Stig: It's often hard to judge light entertainment, because you have to figure out just how far you're willing to stretch your suspense of disbelief, or even try to decide what you are willing to forgive or not. It's the main reason why I'm grateful for having found my core of what I can consider good -- or even just decent -- light entertainment in shows like Sacred Blacksmith, the Koihime Musou series, or Strike Witches and Ninja Nonsense if you want something a little more up to date era wise.
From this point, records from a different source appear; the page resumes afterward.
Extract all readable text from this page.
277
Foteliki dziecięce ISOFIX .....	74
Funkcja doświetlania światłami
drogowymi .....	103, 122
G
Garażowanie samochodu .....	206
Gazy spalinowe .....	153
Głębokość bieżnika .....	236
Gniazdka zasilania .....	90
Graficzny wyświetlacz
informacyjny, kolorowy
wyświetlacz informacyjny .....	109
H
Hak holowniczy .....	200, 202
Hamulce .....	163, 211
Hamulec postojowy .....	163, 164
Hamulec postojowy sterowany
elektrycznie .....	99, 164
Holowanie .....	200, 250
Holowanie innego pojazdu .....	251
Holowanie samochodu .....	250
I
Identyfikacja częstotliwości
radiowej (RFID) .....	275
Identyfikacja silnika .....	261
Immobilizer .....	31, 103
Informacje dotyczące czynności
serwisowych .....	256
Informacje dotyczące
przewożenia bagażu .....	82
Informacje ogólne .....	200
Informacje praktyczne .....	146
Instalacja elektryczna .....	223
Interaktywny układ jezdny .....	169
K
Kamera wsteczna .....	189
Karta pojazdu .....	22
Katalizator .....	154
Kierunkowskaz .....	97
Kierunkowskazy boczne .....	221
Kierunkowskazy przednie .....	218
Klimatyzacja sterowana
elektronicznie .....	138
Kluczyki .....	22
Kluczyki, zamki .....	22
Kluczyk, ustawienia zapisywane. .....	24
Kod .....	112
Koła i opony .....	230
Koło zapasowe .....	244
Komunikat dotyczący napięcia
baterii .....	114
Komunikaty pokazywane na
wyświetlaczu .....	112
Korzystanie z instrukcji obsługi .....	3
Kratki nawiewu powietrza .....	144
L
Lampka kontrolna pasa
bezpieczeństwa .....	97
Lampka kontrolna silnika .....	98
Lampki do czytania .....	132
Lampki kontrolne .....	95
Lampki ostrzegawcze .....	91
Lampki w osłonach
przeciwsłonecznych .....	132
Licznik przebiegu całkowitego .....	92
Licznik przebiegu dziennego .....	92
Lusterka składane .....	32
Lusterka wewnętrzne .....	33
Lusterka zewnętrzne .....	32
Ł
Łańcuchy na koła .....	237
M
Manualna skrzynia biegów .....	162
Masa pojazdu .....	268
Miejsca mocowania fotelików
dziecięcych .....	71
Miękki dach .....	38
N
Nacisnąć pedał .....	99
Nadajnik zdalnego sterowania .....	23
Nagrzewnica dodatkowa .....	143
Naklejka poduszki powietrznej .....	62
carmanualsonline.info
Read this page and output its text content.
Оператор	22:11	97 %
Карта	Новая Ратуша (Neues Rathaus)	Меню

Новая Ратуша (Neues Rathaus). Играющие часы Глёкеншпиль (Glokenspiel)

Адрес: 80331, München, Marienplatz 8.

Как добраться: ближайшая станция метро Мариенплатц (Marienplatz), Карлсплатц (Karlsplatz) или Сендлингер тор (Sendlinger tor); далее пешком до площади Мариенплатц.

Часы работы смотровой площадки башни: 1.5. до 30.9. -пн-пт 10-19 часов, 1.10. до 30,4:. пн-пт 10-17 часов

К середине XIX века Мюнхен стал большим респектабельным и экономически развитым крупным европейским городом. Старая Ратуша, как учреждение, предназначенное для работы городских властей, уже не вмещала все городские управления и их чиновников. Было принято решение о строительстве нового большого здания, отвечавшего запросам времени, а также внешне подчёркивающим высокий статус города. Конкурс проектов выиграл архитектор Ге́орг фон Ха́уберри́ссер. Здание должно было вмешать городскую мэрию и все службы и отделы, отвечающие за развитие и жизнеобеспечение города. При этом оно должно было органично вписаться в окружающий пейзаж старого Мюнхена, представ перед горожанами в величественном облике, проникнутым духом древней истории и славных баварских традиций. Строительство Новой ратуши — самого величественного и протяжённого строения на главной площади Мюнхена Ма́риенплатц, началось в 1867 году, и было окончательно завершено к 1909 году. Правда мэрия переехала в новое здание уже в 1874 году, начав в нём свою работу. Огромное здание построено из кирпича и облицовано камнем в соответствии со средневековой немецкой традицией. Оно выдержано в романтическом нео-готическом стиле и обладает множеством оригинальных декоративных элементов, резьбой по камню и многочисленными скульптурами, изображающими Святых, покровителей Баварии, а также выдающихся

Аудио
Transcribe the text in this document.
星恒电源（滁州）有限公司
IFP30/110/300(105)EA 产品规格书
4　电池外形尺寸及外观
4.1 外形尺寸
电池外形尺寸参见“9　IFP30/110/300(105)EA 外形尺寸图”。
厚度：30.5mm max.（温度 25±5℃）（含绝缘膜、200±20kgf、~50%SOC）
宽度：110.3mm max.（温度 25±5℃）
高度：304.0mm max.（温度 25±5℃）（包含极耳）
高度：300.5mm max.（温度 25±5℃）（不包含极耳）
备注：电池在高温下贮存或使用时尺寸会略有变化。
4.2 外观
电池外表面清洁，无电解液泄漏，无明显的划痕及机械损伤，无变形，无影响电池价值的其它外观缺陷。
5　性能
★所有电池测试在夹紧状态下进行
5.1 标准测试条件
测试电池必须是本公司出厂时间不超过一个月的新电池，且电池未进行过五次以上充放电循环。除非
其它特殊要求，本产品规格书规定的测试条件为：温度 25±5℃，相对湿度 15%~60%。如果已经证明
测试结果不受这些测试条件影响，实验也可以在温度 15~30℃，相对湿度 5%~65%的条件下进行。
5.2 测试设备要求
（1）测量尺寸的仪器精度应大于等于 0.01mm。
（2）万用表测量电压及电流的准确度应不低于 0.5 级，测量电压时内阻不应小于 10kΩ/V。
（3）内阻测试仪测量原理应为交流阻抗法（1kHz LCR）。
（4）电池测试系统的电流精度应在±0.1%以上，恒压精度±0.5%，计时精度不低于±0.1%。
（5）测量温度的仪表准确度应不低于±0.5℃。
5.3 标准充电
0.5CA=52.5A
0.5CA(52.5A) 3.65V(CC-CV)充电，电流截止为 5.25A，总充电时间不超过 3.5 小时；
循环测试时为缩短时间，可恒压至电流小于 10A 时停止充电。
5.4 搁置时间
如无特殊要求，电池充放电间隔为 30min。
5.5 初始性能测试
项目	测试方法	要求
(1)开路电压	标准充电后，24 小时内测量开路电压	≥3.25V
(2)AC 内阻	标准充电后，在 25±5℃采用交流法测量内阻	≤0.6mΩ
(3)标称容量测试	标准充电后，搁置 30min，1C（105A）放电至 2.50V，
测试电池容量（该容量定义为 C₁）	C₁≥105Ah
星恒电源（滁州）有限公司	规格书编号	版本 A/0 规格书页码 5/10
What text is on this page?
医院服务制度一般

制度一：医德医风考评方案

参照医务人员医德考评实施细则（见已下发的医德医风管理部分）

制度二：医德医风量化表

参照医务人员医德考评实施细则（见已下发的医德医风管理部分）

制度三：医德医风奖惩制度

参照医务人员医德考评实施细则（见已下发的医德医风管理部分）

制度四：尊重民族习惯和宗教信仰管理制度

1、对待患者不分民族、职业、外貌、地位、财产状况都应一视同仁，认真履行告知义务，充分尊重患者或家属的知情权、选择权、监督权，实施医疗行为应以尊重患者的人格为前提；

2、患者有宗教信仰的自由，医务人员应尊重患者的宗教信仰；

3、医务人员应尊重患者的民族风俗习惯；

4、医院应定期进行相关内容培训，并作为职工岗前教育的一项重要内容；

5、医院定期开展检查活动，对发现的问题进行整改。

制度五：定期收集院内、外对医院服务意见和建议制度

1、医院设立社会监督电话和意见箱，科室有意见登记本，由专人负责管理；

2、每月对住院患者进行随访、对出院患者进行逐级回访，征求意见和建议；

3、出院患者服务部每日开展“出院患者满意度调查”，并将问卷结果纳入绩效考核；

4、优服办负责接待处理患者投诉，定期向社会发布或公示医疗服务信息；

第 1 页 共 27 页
Tim: I believe in second chances. When I told (more like warned) Stig that Dragon Crisis! was being directed by Hideki Tachibana of H20 - Footprints in the Sand fame, I was more than a little hesitant to watch it. I eventually agreed to watch the show provided we did a synchro session of it with two other people from the forum. I normally like cute, light entertainment, such as Galaxy Angel. I figured that at worst Dragon Crisis! would serve as an excuse to hear Rie Kugimiya voicing a cute little girl, and her acting not unlike a dragon-girl Chi from Chobits.
Pardon our pun, but unfortunately Dragon Crisis! just doesn't fly. One can only hope that the anime is simply a shoddy conversion of the novels, because it's fraught with the kind of stuff that just drive us up the walls.
As manipulative as her type of character is to any viewers, there is nothing particularly wrong with the character of Rose. We're more than willing to assume she's largely the reason why most people watch(ed) this show (her and the actress responsible for giving her a voice). It's typecasting as usual for Rie Kugimiya, who has a tendency to be pigeonholed into roles involving small, adorable, and occasionally cranky girls prone to variable levels of violence. Thankfully, aside from her setting several city blocks on fire in the opening episode, Rose is NOT prone to violence or even any kind of verbal abuse. At least not towards the male lead, the somewhat ironically named Ryuji. ("Ironic" in that people who have seen Toradora! might be prone to a whole lot of double takes before this show is through.)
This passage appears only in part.